Alas, I didn’t have the time to sit down and explain the dynamics of feeding in utero, so I said, with eye contact, “That’s how babies get fed when they are in the momma’s tummy.” The dear girl tipped her head to one side, had the light of understanding wash over her features, and said “oh!” with confidence. I considered the subject well-clarified and went on my way. I was so confident, or maybe just so rushed, that the topic buried itself deeply in the land of over and done.
Wonders of misunderstanding, the truth came out. When I wasn’t home, of course. It’s not just Lucy that had ‘splainin’ to do.
While out of the house on errands and talking with Chris on the phone, he said this: “You know what child #4 asked me today? If men don’t have babies, why do they have belly buttons?” To quote child #1, this could be documented as an Epic Fail of the mothering sort.

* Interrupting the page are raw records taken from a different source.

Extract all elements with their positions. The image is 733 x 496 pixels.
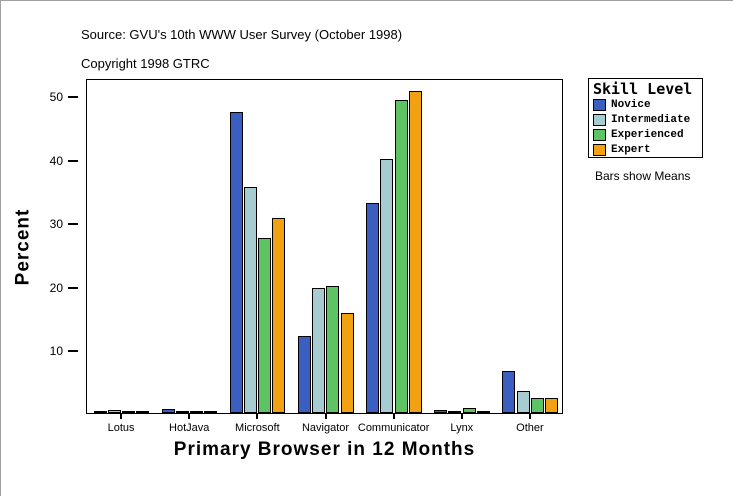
bar-lotus-experienced xyxy=(121,411,135,413)
y-axis-tick-label: 10 xyxy=(49,344,63,359)
legend-entry-intermediate: Intermediate xyxy=(593,112,702,127)
x-axis-tick xyxy=(324,414,327,419)
legend: Skill Level Novice Intermediate Experience… xyxy=(588,78,703,158)
bar-lynx-novice xyxy=(434,410,448,413)
bar-communicator-experienced xyxy=(394,100,408,413)
x-axis-category-label: Lotus xyxy=(107,422,135,434)
y-axis-tick-label: 50 xyxy=(49,90,63,105)
legend-swatch-icon xyxy=(593,143,606,156)
bar-lotus-novice xyxy=(93,411,107,413)
source-text: Source: GVU's 10th WWW User Survey (Octo… xyxy=(81,27,403,42)
x-axis-title: Primary Browser in 12 Months xyxy=(173,439,476,460)
bar-microsoft-experienced xyxy=(258,238,272,413)
bar-lynx-intermediate xyxy=(448,411,462,413)
legend-entry-label: Intermediate xyxy=(611,113,691,126)
bar-hotjava-experienced xyxy=(190,411,204,413)
y-axis-tick xyxy=(68,96,78,99)
x-axis-tick xyxy=(528,414,531,419)
y-axis-tick xyxy=(68,223,78,226)
x-axis-tick xyxy=(256,414,259,419)
x-axis-category-label: Lynx xyxy=(450,422,474,434)
bar-microsoft-expert xyxy=(272,218,286,413)
bar-navigator-intermediate xyxy=(312,288,326,413)
plot-area: 10 20 30 40 50 Lotus HotJava Microsoft Navigator… xyxy=(50,79,563,434)
bar-navigator-novice xyxy=(298,336,311,413)
bar-microsoft-novice xyxy=(229,112,243,413)
x-axis-category-label: Communicator xyxy=(357,422,430,434)
legend-swatch-icon xyxy=(593,98,606,111)
legend-entry-novice: Novice xyxy=(593,97,702,112)
legend-swatch-icon xyxy=(593,128,606,141)
bar-navigator-expert xyxy=(340,313,354,413)
legend-entry-label: Novice xyxy=(611,98,651,111)
x-axis-category-label: Navigator xyxy=(301,422,350,434)
bar-communicator-expert xyxy=(408,91,422,413)
bar-lotus-expert xyxy=(136,411,150,413)
x-axis-tick xyxy=(188,414,191,419)
x-axis-category-label: Microsoft xyxy=(235,422,280,434)
legend-note: Bars show Means xyxy=(595,169,691,183)
legend-swatch-icon xyxy=(593,113,606,126)
bar-communicator-intermediate xyxy=(380,159,394,413)
bar-microsoft-intermediate xyxy=(244,187,258,413)
y-axis-tick-label: 20 xyxy=(49,280,63,295)
legend-entries: Novice Intermediate Experienced Expert xyxy=(593,97,702,157)
bar-lynx-expert xyxy=(476,411,490,413)
bar-navigator-experienced xyxy=(326,286,340,413)
y-axis-tick xyxy=(68,350,78,353)
bar-communicator-novice xyxy=(366,203,380,413)
x-axis-tick xyxy=(392,414,395,419)
legend-entry-label: Experienced xyxy=(611,128,684,141)
x-axis-category-label: HotJava xyxy=(169,422,210,434)
y-axis-tick xyxy=(68,159,78,162)
legend-entry-expert: Expert xyxy=(593,142,702,157)
bar-lynx-experienced xyxy=(462,408,476,413)
bar-other-intermediate xyxy=(516,391,530,413)
bar-other-novice xyxy=(502,371,516,413)
y-axis-tick xyxy=(68,286,78,289)
bar-other-expert xyxy=(545,398,559,413)
legend-entry-label: Expert xyxy=(611,143,651,156)
bar-hotjava-intermediate xyxy=(175,411,189,413)
x-axis-tick xyxy=(120,414,123,419)
y-axis-tick-label: 30 xyxy=(49,217,63,232)
bar-other-experienced xyxy=(530,398,544,413)
x-axis-tick xyxy=(460,414,463,419)
bar-hotjava-expert xyxy=(204,411,218,413)
bar-hotjava-novice xyxy=(161,409,175,413)
x-axis-category-label: Other xyxy=(516,422,544,434)
y-axis-tick-label: 40 xyxy=(49,153,63,168)
y-axis-title: Percent xyxy=(0,79,46,414)
copyright-text: Copyright 1998 GTRC xyxy=(81,56,210,71)
legend-title: Skill Level xyxy=(593,80,693,98)
legend-entry-experienced: Experienced xyxy=(593,127,702,142)
bar-lotus-intermediate xyxy=(107,410,121,413)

Mildly shamed, I told Chris the front story and revealed my laxity. With appreciation I boast that Big Daddy De Man is much better at clarity in the moment. And not only that, it was kind of a five for one since everyone was in the van and took part in the lesson. For some, it was a whole new room to hang out in, that idea of “finished purpose parts.” For others, it was just a brush up on the facts. That’s the fun of hangin’ with the whole fam: multi-teaching.
Thus, I have learned another lesson of mothering. Eye contact or not, understanding is not always as simple as it seems. Not wishing to leave my children confused with minor points of human biology, I am committed to the study of all things quizzical. I embrace it as important. Now, why DO we have an appendix? Or different sized toes? Or eyebrows? Nose hair?